Highlight Questions for Module 10
Use at least two different verbal or visual representations to summarize each of the following models or constructs (try sentences, Venn diagrams, old-fashioned outlines with Roman numerals, drawings of umbrellas or neighborhoods, etc.).
the World Health Organization’s model of structural determinants of health equity for groups (Boxes 10.1 and 10.2)
the U.S. Department of Health and Human Services’ five domains of social determinants of health for individuals (Box 10.3)
the U.S. Centers for Disease Control and Prevention’s model of Adverse Childhood Experiences (ACEs; Box 10.4)

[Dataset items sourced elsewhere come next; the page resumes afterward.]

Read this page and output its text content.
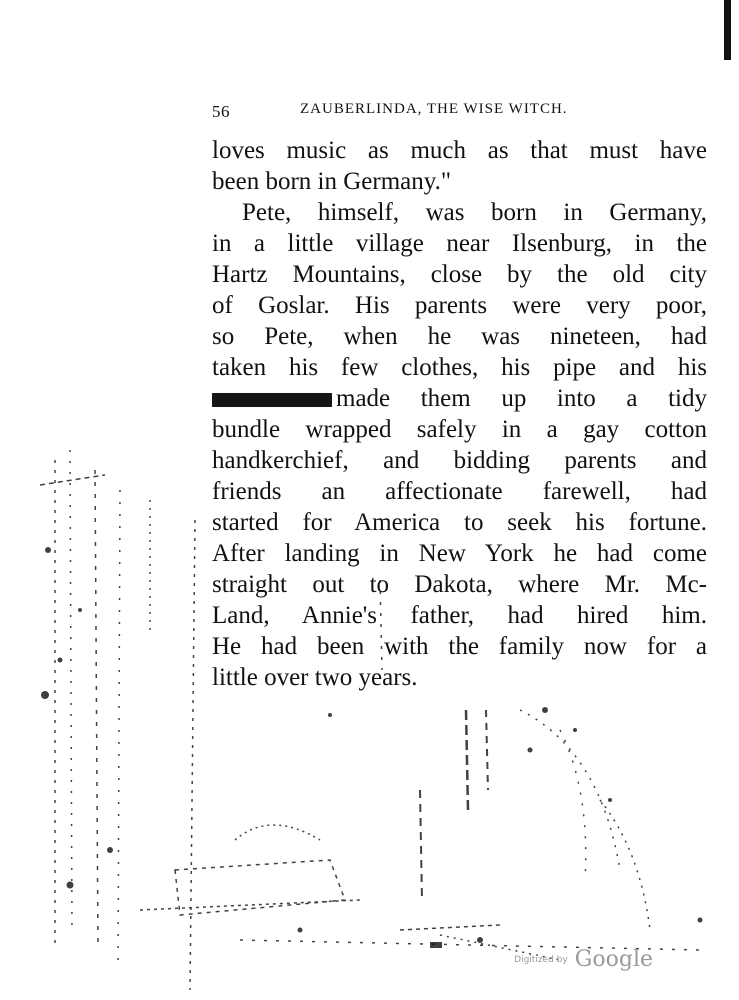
56	ZAUBERLINDA, THE WISE WITCH.
loves music as much as that must have
been born in Germany."
Pete, himself, was born in Germany,
in a little village near Ilsenburg, in the
Hartz Mountains, close by the old city
of Goslar. His parents were very poor,
so Pete, when he was nineteen, had
taken his few clothes, his pipe and his
made them up into a tidy
bundle wrapped safely in a gay cotton
handkerchief, and bidding parents and
friends an affectionate farewell, had
started for America to seek his fortune.
After landing in New York he had come
straight out to Dakota, where Mr. Mc-
Land, Annie's father, had hired him.
He had been with the family now for a
little over two years.
Digitized by Google
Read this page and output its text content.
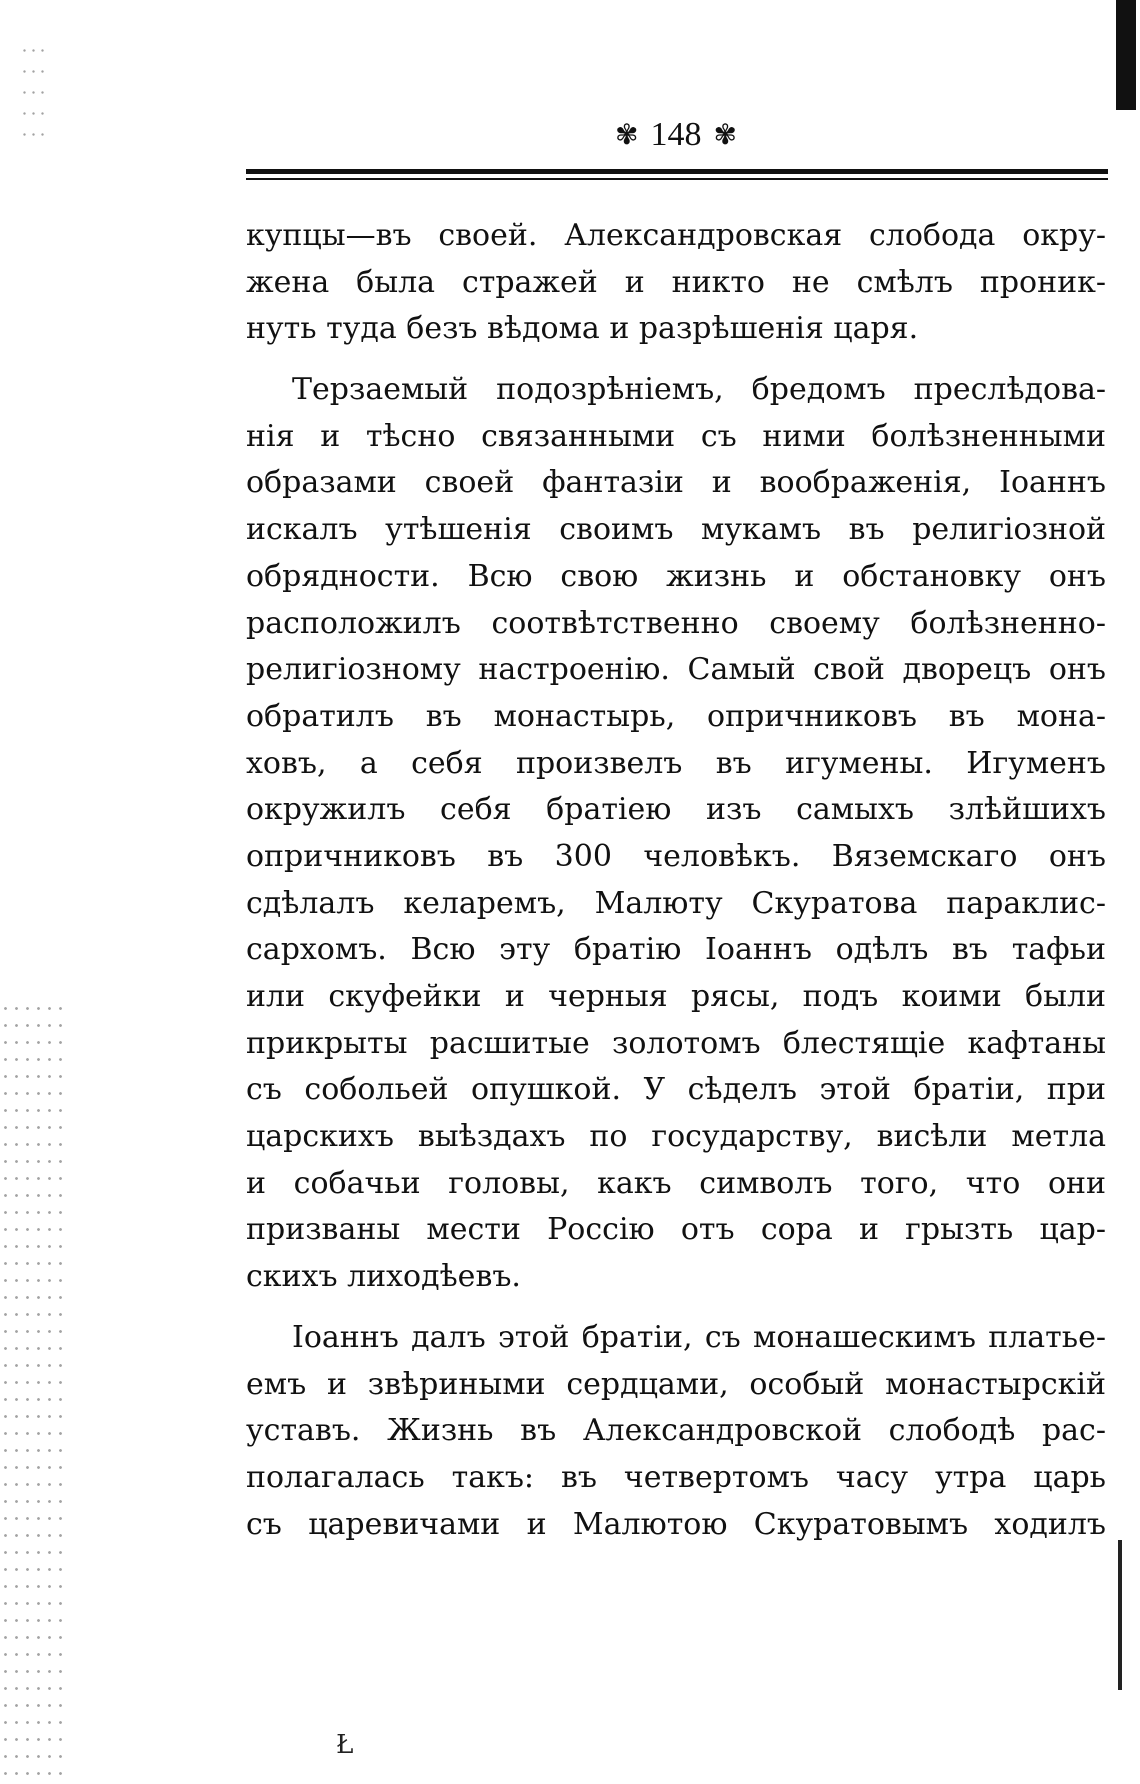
✾ 148 ✾
купцы—въ своей. Александровская слобода окру-
жена была стражей и никто не смѣлъ проник-
нуть туда безъ вѣдома и разрѣшенія царя.
Терзаемый подозрѣніемъ, бредомъ преслѣдова-
нія и тѣсно связанными съ ними болѣзненными
образами своей фантазіи и воображенія, Іоаннъ
искалъ утѣшенія своимъ мукамъ въ религіозной
обрядности. Всю свою жизнь и обстановку онъ
расположилъ соотвѣтственно своему болѣзненно-
религіозному настроенію. Самый свой дворецъ онъ
обратилъ въ монастырь, опричниковъ въ мона-
ховъ, а себя произвелъ въ игумены. Игуменъ
окружилъ себя братіею изъ самыхъ злѣйшихъ
опричниковъ въ 300 человѣкъ. Вяземскаго онъ
сдѣлалъ келаремъ, Малюту Скуратова параклис-
сархомъ. Всю эту братію Іоаннъ одѣлъ въ тафьи
или скуфейки и черныя рясы, подъ коими были
прикрыты расшитые золотомъ блестящіе кафтаны
съ собольей опушкой. У сѣделъ этой братіи, при
царскихъ выѣздахъ по государству, висѣли метла
и собачьи головы, какъ символъ того, что они
призваны мести Россію отъ сора и грызть цар-
скихъ лиходѣевъ.
Іоаннъ далъ этой братіи, съ монашескимъ платье-
емъ и звѣриными сердцами, особый монастырскій
уставъ. Жизнь въ Александровской слободѣ рас-
полагалась такъ: въ четвертомъ часу утра царь
съ царевичами и Малютою Скуратовымъ ходилъ
Ł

the World Health Organization’s International Classification of Functioning, Disability, and Health (ICF) as a model of a person’s or a group’s ability or inability to complete life activities
social models of disability
a person-centered view of ability and abilities
ableism
For each of the models or constructs listed above, provide one example that you find relatively noncontroversial or easy to accept and one example that you find more controversial or harder to accept. What differentiates the examples that you find easier or harder to accept? (Use our basic metaphors and models to help your reflections here. Is your thinking influenced by your journeys so far in your life or by some issues you might recognize using a 16 Questions matrix?)
Social models of disability are currently presented in many ASHA publications as the best and most up-to-date approach, often described as the correct alternative to a “medical” model (see, e.g., Murza, 2025). Try thinking in more complex ways about all three models of disability described in this segment. Which aspects of which models strike you as true or necessary? How can our general notions of dimensions and continua help your thinking here?
This module addressed the influences on ourselves, our clients, and our colleagues of political and economic structures, social determinants of health, adverse experiences, and individuals’ physical, neurocognitive, and other abilities. How can your work in the domains of clinical service delivery address these intertwined personal and societal needs for individual clients, given your unique personal experiences with these issues? Which of the domains of professional practice (including advocacy, education, research, and leadership; ASHA, 2021) will be more relevant to you, given your experiences and your interests, and how will you use those domains to improve social and structural issues related to speech-language pathology? (The question here is not how SLPs generally might address these issues in generic ways; it’s about you specifically. How can you, with your experiences, your skills, your circumstances, and maybe even your needs, address the kinds of issues this module discussed in your practice?)